Matthew 28:11-15  Common English Bible (CEB)
11 Now as the women were on their way, some of the guards came into the city and told the chief priests everything that had happened. 12 They met with the elders and decided to give a large sum of money to the soldiers. 13 They told them, “Say that Jesus’ disciples came at night and stole his body while you were sleeping. 14 And if the governor hears about this, we will take care of it with him so you will have nothing to worry about.” 15 So the soldiers took the money and did as they were told. And this report has spread throughout all Judea to this very day.
It is the Sunday after Easter.  Jesus is risen.  We've proclaimed the good news.  But not everyone is happy.  As is often the case, there are those who have a vested interest in a different version of things.  We see this in politics all the time.  We call this spin.  Well, the religious leaders have a vested interest in Jesus being dead.  If he's dead, he'll be out of their hair.  One more pretender to messianic glory will have been dispatched.  So, when the news comes that Jesus is risen -- or at least that his body was missing, the leaders must buy off the guards they had placed at the tomb.  These guards were Roman soldiers, whom the religious leaders had requested from Pontius Pilate to "guard against" such an eventuality (Matthew 27:62-66)
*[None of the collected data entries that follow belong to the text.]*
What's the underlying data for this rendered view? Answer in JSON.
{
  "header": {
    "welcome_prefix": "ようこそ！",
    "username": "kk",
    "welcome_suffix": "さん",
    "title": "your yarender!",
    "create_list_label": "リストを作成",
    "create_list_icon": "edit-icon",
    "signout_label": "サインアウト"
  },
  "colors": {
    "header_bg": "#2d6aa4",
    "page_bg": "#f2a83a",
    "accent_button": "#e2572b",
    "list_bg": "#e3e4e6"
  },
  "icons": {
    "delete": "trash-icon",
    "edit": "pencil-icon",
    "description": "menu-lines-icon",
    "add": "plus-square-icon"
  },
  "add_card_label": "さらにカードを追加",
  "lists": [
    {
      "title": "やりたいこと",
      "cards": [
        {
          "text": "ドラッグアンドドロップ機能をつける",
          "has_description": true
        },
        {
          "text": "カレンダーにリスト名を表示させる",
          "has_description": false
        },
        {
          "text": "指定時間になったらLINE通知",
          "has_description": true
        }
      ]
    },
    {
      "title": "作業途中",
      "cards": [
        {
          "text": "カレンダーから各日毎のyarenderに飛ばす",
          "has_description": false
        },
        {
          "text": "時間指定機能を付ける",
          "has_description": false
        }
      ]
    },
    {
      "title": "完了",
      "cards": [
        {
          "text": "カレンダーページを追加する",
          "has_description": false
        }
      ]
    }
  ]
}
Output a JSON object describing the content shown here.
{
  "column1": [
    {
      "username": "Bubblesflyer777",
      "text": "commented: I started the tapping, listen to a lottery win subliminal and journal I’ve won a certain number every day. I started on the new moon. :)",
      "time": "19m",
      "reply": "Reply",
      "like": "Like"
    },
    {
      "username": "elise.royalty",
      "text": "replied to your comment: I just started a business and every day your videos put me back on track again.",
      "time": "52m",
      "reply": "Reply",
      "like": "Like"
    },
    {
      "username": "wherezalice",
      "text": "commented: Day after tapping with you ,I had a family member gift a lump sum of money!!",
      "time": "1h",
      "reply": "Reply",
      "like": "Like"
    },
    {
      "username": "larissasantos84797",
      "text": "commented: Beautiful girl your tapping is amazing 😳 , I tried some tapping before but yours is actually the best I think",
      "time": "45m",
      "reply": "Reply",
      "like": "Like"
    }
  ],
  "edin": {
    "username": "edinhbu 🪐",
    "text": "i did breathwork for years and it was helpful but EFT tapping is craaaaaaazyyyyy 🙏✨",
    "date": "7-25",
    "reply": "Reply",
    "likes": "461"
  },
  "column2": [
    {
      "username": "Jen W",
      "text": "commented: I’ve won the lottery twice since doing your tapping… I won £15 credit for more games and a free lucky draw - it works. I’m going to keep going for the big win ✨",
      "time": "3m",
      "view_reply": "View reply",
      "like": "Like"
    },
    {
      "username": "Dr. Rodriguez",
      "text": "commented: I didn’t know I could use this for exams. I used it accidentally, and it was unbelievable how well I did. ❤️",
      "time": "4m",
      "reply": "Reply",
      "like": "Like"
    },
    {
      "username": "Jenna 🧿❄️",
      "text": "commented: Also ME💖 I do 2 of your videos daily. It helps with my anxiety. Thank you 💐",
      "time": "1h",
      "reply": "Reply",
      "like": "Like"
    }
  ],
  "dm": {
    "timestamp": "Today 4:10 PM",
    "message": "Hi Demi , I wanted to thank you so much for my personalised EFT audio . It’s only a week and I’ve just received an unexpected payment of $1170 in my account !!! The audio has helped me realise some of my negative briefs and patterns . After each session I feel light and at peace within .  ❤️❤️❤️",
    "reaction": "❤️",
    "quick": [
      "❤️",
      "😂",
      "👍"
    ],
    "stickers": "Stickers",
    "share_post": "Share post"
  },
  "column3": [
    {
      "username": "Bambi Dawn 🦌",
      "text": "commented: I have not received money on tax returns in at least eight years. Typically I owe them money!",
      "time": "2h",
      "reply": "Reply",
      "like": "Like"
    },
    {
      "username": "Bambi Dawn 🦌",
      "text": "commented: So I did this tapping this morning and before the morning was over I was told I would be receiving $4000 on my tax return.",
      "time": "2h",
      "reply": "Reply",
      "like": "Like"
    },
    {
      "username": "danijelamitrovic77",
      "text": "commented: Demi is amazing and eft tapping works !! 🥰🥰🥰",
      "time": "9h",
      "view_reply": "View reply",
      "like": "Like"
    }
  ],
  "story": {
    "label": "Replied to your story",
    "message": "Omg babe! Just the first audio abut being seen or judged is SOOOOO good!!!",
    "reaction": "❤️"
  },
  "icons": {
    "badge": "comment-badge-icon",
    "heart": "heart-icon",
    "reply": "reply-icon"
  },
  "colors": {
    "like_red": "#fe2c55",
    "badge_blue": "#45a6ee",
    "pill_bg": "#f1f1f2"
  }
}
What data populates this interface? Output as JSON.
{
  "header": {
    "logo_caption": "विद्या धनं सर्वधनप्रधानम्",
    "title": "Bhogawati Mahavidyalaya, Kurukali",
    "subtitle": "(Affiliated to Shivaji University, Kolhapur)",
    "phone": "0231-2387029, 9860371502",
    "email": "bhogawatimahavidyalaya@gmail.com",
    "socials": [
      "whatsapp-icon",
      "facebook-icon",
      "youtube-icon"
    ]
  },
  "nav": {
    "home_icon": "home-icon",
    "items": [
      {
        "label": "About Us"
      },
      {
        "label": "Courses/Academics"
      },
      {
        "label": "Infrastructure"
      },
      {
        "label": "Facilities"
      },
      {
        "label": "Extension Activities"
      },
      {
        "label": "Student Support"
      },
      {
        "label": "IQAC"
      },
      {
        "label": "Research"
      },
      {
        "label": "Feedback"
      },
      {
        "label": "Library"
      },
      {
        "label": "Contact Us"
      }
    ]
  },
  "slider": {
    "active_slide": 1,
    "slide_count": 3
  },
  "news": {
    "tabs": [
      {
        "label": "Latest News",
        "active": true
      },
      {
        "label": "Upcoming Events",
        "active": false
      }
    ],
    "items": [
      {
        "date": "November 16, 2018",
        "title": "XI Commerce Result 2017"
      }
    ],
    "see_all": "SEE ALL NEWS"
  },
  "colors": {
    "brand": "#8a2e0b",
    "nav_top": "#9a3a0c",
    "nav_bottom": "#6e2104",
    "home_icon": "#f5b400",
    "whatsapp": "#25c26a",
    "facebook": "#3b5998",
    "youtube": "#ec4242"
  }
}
So, they concoct a story.  What is the story?  Well, you may have heard that Jesus is risen.  Not true!  No, the disciples came and stole the body while the guards were sleeping.  There are lots of reasons why this doesn't work, but the story got out -- as hoped.  Disinformation will undermine the message.  Seeds of doubt are sown.  

So the question for us today -- do you buy the disinformation?  Do you take the word of the guards who are bought off, even though this requires them to admit that they were derelict in their duty (something Roman soldiers would have been reluctant to do -- but not in this case)?  Or do you believe the lives of of a group of people who had watched their leader die on a cross? 

The choice is ours!

As William Willimon puts it:  

Whenever confronted by this text in preaching or teaching, the church does not have to work up enthusiasm for some personal, inner, heightened spiritual experience.  We must simply have the courage joyfully to what we have seen.  Christ is risen!  We cannot explain that, need not attempt laboriously to argue that.  We must simply stand and deliver that which we have seen, tell the truth of our collective surprise that, although the death-dealing world has done its worst in torturing Jesus to death, God refused to be defeated by death and defiantly vindicated Jesus' way as God's way by raising him from the dead.  [Feasting on the Gospels--Matthew, Volume 2pp. 364, 366] 
It may not be popular.  It may not fit with modern expectations -- but it is the message given to us.  Will we receive it?

  •  Note on this passage, which is not in the Revised Common Lectionary but appears in David Ackerman's  Beyond the Lectionary:  you will notice in the final verse of the passage, that Matthew metnions that this story has spread among and is believed by the Jews.  Although this is a unique usage in Matthew, we must always be aware of anti-Jewish readings of the New Testament.  Remember -- Jesus and his early disciples were Jews!